Allow me to explain. Let's imagine a large US based multinational named MBI. They earn billions of dollars around the world but the profits earned overseas aren't taxed by the US as long as the money stays overseas. So MBI builds another data center in Bangalore or Shanghai instead of expanding in NYS. It has been estimated that there is nearly $1 TRILLION of US profits located overseas. Again, we're never going to get to tax this money because it was earned overseas and it will stay there as long as there is a prospect of taxing that money.

However, if we offered a 1 year, tax free repatriation of profits, companies like MBI could bring that money back to the US without fear of the taxman. This is a way to stimulate the economy without spending a dime. Yes, it would be derided as siding with big business, but if MBI builds a new research location in NYS and hires 200 new engineers I think we'd all be happy we sided with big business.




Anonymous said...

I can't go into why I know this except to say that I deal with this every day, but let it suffice to say that the situation could be totaly resolved by depegging China's currency. Once complete, and with the anticipated 30% immediate rise, many US factories (low tech) would become competitive with China's US landed costs for products. Once that happens, US companies would need to purchase new equipment to actually produce said products, as they have previously allowed their equipment to become obsolete, or sold it. This would then spur addiditonal jobs building higher tech production equipment. Once the new mfg equip is in place, US companies would have a "leg up" because even at a slightly higher labor cost (vs post float China Rinimbi, plus freight, etc..) the US goods would be produced on the most labor saving equipment. US products would then not only be competitively priced for the US market, but also for export. Meanwhile China, India, would begin to consume more of their own products, and become net users , vs net exporter, as they develop their standard of living to be closer to the West.
Any pretense that the US is going to "cut their way" or "print their way" out of this mess is absurd. We never got over Kent State or Watts. Imagine 5,000,000 unemployed unionized rioters in the streets.
We need to work our way out of this, and the only way to do that is to demand that currencies are fairly traded.

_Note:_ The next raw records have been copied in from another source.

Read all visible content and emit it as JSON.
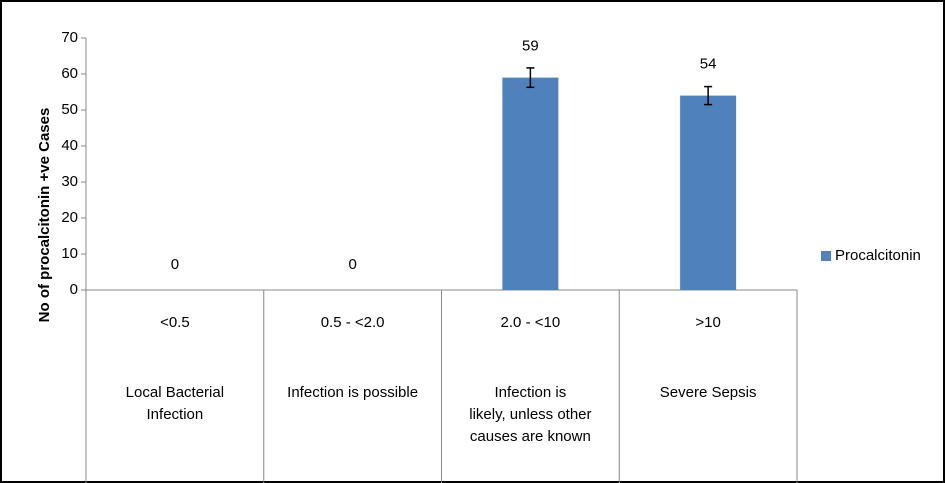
{
  "chart_data": {
    "type": "bar",
    "y_axis_label": "No of procalcitonin +ve Cases",
    "categories": [
      "<0.5",
      "0.5 - <2.0",
      "2.0 - <10",
      ">10"
    ],
    "category_descriptions": [
      [
        "Local Bacterial",
        "Infection"
      ],
      [
        "Infection is possible"
      ],
      [
        "Infection is",
        "likely,  unless other",
        "causes are known"
      ],
      [
        "Severe Sepsis"
      ]
    ],
    "series": [
      {
        "name": "Procalcitonin",
        "color": "#4f81bd",
        "values": [
          0,
          0,
          59,
          54
        ],
        "errors": [
          null,
          null,
          2.7,
          2.5
        ]
      }
    ],
    "ylim": [
      0,
      70
    ],
    "yticks": [
      0,
      10,
      20,
      30,
      40,
      50,
      60,
      70
    ],
    "legend": "right",
    "grid": false
  }
}
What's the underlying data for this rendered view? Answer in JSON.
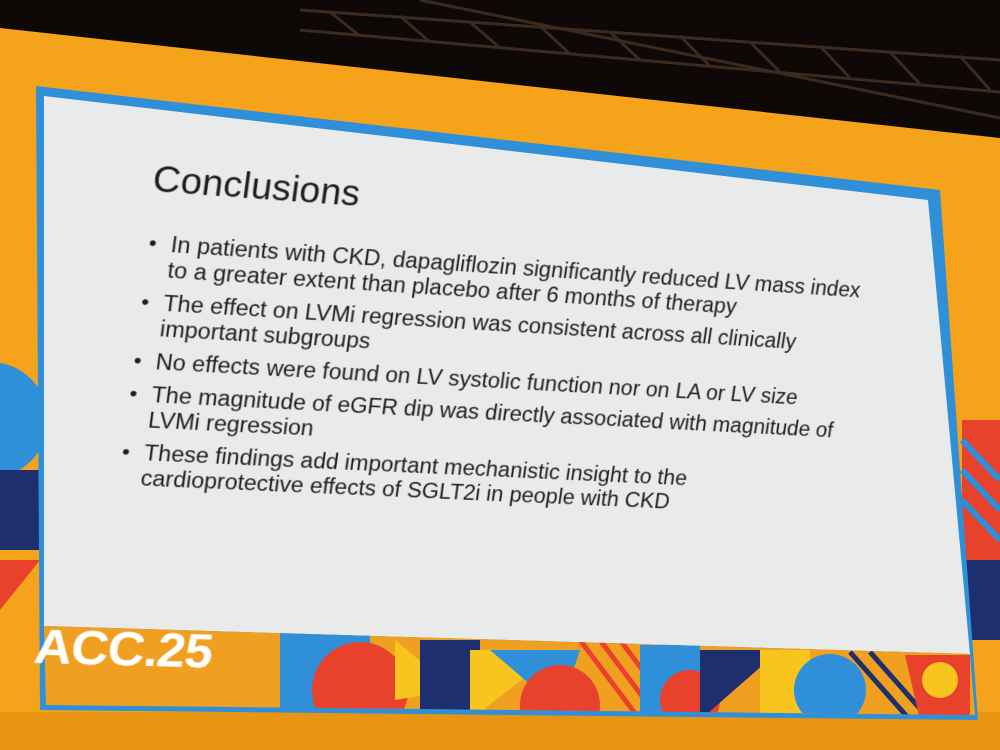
{
  "slide": {
    "title": "Conclusions",
    "bullets": [
      "In patients with CKD, dapagliflozin significantly reduced LV mass index to a greater extent than placebo after 6 months of therapy",
      "The effect on LVMi regression was consistent across all clinically important subgroups",
      "No effects were found on LV systolic function nor on LA or LV size",
      "The magnitude of eGFR dip was directly associated with magnitude of LVMi regression",
      "These findings add important mechanistic insight to the cardioprotective effects of SGLT2i in people with CKD"
    ]
  },
  "footer": {
    "brand": "ACC.25"
  },
  "colors": {
    "backdrop_orange": "#f5a31a",
    "screen_border_blue": "#2f8fd8",
    "slide_background": "#e9ebea",
    "text": "#1d1d1d",
    "band_orange": "#f0a020",
    "accent_red": "#e8412c",
    "accent_yellow": "#f7c51e",
    "accent_navy": "#1d2f6f",
    "accent_blue": "#2f8fd8"
  }
}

The Artful Blogger said...

It's an interesting thought, but I think our ability to dictate terms to China is a ship that has already sailed. In fact, there seems to be a little backlash against our own moves as of late (see the German comments that the US is depressing the value of the $).

The Treasury was set to label China a currency manipulator about 1 week ago when Washington apparently got a call from someone who said we might want to rethink that idea. 15 minutes before the report was to be released we decided to "postpone" it's release for 6 weeks so we could re-evaluate.

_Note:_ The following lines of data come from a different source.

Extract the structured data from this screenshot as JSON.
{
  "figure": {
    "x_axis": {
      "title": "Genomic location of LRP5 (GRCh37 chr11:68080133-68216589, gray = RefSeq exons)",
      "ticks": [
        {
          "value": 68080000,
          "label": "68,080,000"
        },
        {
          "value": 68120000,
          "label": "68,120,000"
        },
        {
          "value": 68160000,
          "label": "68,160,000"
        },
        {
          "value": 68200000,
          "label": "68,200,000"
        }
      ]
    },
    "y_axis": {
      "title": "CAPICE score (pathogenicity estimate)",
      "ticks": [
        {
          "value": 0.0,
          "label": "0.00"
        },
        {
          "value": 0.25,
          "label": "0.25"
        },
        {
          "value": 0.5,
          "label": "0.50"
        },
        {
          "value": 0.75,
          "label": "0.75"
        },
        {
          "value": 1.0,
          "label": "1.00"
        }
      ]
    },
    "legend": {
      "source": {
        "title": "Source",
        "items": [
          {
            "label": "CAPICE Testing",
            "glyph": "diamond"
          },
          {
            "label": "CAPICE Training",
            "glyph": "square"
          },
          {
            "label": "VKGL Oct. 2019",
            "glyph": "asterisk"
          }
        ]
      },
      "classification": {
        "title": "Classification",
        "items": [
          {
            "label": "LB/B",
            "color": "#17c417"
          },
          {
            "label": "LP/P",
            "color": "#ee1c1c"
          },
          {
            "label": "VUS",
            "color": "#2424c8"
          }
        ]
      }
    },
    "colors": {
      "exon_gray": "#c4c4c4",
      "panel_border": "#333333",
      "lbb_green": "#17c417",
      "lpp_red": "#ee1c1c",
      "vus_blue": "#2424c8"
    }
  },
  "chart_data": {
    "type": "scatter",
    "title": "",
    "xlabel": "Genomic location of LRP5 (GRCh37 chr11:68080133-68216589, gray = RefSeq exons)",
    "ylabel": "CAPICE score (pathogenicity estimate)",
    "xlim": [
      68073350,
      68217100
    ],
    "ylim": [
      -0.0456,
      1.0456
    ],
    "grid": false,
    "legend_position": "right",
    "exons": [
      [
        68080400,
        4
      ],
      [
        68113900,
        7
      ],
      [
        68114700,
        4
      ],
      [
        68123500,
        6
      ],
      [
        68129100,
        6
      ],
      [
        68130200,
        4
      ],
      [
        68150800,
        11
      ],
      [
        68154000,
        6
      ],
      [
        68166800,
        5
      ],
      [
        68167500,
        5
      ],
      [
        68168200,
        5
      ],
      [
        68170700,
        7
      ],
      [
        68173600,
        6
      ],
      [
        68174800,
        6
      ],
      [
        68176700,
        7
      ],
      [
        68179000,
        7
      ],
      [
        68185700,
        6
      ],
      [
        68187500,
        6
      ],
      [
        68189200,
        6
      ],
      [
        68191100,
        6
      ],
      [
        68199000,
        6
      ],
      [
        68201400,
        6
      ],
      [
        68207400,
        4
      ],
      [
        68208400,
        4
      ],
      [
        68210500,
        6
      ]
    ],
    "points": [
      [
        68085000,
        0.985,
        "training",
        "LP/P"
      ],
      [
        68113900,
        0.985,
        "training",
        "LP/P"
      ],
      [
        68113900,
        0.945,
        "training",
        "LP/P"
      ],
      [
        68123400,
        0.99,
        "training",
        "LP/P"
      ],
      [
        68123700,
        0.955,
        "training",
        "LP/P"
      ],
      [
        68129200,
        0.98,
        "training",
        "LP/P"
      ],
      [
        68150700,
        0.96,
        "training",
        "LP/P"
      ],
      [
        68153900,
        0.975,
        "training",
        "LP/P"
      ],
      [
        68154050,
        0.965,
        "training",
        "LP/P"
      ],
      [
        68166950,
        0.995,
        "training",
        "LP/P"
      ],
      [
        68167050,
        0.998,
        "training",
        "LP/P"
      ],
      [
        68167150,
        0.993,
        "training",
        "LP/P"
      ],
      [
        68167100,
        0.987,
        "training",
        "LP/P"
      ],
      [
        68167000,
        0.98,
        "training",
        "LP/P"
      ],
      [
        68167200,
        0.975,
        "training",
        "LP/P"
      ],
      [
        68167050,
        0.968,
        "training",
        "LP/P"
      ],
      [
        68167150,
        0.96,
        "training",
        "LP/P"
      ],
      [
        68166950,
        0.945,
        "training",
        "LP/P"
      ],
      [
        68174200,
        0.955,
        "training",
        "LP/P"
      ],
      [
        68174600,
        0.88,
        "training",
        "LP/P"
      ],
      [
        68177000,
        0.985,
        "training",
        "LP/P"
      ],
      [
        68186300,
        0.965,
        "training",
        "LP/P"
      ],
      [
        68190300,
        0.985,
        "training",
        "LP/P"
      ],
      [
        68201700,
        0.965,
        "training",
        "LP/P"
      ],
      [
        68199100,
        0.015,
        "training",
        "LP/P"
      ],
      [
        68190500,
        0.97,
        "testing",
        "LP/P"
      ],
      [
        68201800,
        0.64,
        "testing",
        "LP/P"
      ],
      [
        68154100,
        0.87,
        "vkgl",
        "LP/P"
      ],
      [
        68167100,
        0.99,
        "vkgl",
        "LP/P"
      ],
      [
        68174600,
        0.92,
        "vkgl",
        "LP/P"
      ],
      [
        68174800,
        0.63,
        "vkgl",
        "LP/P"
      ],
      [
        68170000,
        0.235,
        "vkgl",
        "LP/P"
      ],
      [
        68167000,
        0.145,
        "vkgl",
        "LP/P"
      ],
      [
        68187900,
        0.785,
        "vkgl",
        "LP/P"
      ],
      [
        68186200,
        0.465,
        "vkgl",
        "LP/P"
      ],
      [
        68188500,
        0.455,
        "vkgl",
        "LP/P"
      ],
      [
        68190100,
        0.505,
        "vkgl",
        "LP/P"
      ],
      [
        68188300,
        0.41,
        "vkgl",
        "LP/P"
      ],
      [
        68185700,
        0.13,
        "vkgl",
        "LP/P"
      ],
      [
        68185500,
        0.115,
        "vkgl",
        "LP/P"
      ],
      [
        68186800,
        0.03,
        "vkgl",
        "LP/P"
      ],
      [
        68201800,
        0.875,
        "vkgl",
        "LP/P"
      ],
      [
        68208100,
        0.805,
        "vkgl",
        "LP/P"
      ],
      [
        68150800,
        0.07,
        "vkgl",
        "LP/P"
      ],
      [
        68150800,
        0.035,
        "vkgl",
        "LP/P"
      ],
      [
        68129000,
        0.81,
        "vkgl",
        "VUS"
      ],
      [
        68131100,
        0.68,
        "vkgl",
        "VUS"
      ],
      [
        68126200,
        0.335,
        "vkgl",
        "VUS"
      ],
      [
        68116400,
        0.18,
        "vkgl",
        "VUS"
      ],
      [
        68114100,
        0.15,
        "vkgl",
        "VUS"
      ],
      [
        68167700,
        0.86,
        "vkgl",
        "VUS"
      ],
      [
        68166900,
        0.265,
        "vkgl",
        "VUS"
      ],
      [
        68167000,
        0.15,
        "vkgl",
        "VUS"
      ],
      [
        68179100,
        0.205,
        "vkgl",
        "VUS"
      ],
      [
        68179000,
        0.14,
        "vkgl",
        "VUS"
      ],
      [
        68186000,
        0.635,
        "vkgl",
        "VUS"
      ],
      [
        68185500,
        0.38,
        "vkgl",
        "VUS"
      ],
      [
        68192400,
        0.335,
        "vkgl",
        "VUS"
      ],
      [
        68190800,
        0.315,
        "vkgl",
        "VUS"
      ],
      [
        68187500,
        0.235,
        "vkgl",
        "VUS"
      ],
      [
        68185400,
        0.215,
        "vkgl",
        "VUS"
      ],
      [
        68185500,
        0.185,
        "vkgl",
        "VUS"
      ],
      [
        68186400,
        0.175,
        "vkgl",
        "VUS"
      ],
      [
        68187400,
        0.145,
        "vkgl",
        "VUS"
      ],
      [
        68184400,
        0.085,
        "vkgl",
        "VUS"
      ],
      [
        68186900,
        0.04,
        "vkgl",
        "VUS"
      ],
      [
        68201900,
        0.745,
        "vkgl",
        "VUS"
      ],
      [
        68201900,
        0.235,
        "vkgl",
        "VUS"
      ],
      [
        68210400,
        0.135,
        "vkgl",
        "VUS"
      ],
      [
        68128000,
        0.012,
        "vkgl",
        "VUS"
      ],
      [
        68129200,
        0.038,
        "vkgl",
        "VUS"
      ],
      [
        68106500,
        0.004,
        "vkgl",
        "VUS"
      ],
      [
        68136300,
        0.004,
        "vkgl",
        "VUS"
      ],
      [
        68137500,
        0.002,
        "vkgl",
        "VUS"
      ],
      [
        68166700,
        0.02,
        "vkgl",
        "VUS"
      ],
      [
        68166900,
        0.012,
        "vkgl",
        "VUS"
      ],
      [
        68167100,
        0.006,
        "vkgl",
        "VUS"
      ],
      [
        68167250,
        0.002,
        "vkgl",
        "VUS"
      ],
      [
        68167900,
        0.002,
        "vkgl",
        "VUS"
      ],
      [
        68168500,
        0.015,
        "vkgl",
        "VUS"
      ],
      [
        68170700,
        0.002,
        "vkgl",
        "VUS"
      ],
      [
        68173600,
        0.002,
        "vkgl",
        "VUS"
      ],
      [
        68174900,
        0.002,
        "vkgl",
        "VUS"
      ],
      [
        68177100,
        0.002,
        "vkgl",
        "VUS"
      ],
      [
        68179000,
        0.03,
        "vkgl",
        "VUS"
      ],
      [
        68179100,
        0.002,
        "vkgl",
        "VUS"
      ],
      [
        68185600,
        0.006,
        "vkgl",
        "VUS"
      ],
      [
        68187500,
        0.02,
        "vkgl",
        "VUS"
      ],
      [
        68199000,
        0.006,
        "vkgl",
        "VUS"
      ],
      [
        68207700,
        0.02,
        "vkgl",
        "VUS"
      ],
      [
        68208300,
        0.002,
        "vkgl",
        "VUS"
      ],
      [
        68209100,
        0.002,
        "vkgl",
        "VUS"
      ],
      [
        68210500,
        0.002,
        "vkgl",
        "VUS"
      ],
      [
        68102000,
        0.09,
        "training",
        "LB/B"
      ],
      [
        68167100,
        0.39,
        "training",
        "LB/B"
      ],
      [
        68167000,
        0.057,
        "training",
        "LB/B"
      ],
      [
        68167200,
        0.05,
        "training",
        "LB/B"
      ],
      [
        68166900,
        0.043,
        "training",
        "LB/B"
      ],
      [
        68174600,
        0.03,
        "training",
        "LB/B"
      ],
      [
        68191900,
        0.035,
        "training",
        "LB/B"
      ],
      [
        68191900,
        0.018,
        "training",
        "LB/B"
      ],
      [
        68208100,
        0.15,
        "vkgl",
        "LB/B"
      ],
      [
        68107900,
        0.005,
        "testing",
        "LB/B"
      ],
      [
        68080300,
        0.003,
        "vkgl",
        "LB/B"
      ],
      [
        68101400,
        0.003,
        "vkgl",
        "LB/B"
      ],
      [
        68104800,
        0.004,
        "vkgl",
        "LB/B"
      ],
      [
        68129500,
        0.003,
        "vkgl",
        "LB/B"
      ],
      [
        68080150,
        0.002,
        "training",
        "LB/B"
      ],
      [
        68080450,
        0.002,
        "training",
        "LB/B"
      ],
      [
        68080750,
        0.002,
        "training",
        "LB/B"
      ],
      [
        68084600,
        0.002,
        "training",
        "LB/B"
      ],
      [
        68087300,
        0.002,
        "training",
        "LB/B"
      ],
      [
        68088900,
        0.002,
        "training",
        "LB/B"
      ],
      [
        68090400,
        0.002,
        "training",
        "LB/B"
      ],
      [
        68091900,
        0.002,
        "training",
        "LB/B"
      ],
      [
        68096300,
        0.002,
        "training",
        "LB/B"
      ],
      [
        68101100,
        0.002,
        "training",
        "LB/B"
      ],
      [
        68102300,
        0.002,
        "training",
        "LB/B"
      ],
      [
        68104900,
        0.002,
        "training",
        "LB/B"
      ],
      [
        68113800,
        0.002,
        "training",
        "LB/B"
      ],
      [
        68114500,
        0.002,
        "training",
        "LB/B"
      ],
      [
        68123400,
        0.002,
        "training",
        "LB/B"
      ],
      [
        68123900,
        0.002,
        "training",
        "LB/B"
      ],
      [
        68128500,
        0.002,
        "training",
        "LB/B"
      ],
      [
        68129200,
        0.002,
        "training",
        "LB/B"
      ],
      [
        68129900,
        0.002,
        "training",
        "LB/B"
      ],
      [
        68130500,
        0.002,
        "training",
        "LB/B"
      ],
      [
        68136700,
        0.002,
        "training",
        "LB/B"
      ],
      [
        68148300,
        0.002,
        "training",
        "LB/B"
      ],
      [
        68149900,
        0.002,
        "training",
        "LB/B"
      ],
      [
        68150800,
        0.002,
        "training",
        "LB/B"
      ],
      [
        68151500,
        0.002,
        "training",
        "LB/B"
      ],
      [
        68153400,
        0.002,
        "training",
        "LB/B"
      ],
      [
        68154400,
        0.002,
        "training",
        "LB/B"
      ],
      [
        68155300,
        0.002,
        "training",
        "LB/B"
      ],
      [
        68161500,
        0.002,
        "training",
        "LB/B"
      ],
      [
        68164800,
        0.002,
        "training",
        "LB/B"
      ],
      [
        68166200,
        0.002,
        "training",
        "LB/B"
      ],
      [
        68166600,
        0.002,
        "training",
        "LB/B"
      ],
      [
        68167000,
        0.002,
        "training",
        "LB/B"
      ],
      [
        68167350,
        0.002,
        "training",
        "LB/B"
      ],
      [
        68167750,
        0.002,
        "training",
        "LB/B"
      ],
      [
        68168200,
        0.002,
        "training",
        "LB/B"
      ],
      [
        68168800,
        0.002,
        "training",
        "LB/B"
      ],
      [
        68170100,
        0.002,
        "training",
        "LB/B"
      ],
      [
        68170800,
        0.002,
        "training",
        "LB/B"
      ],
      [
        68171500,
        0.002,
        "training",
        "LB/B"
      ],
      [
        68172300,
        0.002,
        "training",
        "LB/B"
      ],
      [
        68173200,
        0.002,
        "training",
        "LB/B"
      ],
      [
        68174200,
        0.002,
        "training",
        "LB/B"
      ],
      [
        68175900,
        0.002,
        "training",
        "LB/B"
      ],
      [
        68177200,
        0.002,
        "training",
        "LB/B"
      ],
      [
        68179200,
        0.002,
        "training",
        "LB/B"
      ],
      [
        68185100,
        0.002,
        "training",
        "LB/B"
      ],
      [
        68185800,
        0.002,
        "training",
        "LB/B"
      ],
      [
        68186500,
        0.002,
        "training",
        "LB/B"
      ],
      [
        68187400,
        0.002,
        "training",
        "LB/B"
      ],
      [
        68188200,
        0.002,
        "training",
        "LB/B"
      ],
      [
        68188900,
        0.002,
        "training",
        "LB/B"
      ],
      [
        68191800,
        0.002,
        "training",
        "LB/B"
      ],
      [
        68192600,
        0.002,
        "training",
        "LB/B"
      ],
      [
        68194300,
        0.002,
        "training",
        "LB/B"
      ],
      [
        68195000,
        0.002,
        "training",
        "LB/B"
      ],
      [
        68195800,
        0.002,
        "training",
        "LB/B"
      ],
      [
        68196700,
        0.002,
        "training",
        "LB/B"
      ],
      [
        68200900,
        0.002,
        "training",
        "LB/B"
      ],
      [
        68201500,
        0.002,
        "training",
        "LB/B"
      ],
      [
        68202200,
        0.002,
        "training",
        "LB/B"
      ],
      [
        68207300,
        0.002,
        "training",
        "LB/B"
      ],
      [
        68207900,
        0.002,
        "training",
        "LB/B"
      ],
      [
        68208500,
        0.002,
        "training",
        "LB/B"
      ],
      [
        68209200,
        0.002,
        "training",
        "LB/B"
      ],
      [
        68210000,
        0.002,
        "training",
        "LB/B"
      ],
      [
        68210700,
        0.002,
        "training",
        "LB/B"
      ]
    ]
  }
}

My greater fear is for our service industries that are now migrating entry level jobs overseas. Auditors, tax professionals, law firms, etc, can hire 10-15 entry level staff in India for the cost of 1 person in the US. Clearly, the quality of the work is inferior, but when it comes to bill rates no one knows if the person doing their work earned $32/hour in Mass. or $1.15 in India, thus the profitability of overseas service work can be enormous.

No easy issues, but hard topics that should be discussed. I haven't heard any candidates voice an opinion on any of these issues.

Anonymous said...

No doubt we will lose a significant amount of white collar service jobs. Not only because of the labor savings, but perhaps even more so, due to the lack of quality education, and parenting, on top of the horrible work ethic of the "new generation" of Americans. Compound that with forced unionization of service providers, and everything that can move, will move. However transportation and logistics costs make the production of low tech US consumer goods a viable soultion should the Rinimbi, Viet-Dong, etc.. climb.
As for why the US pulled the plug on the report about the manipulation, it's merely because they know that the immediate effect on consumers will be inflation, and because they have already shot the load of lowered interest rates, they will have no ammunition to fight it. But it will start right after the elections regardless. Get ready to go long UUP.